I've got half a computer in my basement, and I'm thinking of putting the necessary parts back in to it (I've got it's original 1.2GB drive, just need to put it back in the machine, I need a new floppy and CD-ROM drive.  I have a network card already--not installed).

It's a Pentium 100 with 24 MB of RAM and it CAN have a 1.2GB hard drive.  What I want to know is what can I do with it?  I still want to keep it (so giving it away is not an option), and I already have a router, so I don't need that.

Does anyone have any ideas on what function this machine can have? (Installing Gentoo is not really an option, due to lack of, lets say, a couple of eternities to compile stuff on it)

----------

## pjp

Well, with 40MB of additional RAM, you could install Gentoo on it.  There is a thread that discusses how to compile on one machine for another too.  You could use it as a firewall.

----------

## evaner

Aww, but RAM for that beast would cost money (plus all the SIMM slots are taken up by 2 4Ms and 2 8Ms.  I guess if I could come across some 32Ms cheap, I could have 72MBs...  Remember SIMMs?) but anyhoo...

Yeah, a firewall sounds okay, but I think my router has that covered...

Anyone know of a place that'll sell me SIMMs cheap cheap cheap?

----------

## pjp

What is the maximum size your board will accept?  I use to have some lying around.  WIll have to dig them up to see what I've got.

----------

## evaner

Ah, if AST was ever good at something, it was providing technically detailed user manuals!

Okay, the machine can take up to 128MB (4x32MB).  No more.

It needs to be 72-pin tin-plated, 32 bits, single or double sided, +5V, 70 ns or faster (there's 70 and 60ns in there now, the 70 will go so 60ns or faster is preferable)

I don't think a firewall is very useful though in my configuration right now... but I can still think of something else!

----------

## pjp

I'll see what I can dig up.  If I've got some, pay for the postage, and their yours.  Let me make sure first.  I'll PM you later today.

----------

## therobot

you can find old ram for pretty cheap, i got some old simms for very little.

----------

## evaner

Well, I don't know what I'm going to do with it... I am able to get a floppy drive for free (provided I take it out of a machine and provided it works) and a CD-ROM drive isn't necessary if I can get networking to work (ne2k PCI, pretty generic)   :Very Happy: 

I still need a purpose for this machine.  I was thinking as an always-on webserver, ssh server, etc... possibly with an X server running (if I can get away with it)... but come on!  I want some strange ideas here!!   :Idea: 

----------

## rac

 *evaner wrote:*   

> Well, I don't know what I'm going to do with it... I want some strange ideas here!!  

 a junkbuster proxy

a secure syslog server

a backup coordinator

a DNS cache

----------

## GVSUScott

Depending on how electrically inclined and how much work you want to do, you can do almost anything with a serial port.

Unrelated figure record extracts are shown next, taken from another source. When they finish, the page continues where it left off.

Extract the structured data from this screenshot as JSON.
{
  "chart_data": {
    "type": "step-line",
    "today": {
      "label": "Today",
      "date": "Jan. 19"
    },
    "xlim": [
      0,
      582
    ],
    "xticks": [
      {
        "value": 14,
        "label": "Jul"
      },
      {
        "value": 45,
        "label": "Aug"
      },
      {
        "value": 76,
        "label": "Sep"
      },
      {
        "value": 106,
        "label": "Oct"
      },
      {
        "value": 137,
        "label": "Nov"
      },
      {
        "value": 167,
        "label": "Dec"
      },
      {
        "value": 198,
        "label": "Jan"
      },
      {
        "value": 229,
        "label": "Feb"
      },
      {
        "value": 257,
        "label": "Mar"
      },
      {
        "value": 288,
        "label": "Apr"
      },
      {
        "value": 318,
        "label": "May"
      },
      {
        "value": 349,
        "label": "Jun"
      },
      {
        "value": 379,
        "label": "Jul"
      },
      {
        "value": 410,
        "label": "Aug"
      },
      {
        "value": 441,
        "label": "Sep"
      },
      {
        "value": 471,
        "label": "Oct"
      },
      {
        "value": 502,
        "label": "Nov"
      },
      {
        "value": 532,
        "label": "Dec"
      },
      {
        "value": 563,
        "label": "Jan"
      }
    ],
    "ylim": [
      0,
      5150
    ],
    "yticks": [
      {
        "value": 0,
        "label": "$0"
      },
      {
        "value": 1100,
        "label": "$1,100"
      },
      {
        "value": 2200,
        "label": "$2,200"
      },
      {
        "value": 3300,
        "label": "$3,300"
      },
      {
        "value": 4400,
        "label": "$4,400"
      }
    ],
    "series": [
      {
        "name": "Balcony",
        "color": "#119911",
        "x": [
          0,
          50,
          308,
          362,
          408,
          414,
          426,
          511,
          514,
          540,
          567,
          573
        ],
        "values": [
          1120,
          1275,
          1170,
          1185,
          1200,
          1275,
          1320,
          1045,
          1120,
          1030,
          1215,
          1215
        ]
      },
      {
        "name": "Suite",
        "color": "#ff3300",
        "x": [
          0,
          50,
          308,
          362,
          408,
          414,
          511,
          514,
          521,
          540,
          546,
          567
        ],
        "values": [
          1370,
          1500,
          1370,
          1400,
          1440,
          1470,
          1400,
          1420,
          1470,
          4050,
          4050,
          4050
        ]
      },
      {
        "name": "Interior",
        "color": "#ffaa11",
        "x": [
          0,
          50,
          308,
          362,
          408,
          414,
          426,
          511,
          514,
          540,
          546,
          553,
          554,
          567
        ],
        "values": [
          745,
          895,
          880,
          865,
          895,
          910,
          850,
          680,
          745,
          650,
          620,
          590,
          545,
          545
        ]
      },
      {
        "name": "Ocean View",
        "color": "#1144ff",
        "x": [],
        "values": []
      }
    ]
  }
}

-Control the lights in your house.

-Set up a security system with a motion activated web cam.

-Make it into one big alarm that controls all your house's functions, air, heat, water heater, and makes breakfast in the morning.  Probably the energy you save by turning things off will be taken by the computer running.

-Stick a TV card/DVD in it, hook it up to your TV and have it be a TVio, DVD player and magical Test Pattern Generator, with maybe a robotic arm to load your DVDs from your shelf and a IR Remote.

-Doorstop that welcomes visitors.

Hope those were weird enough of ideas for you.

----------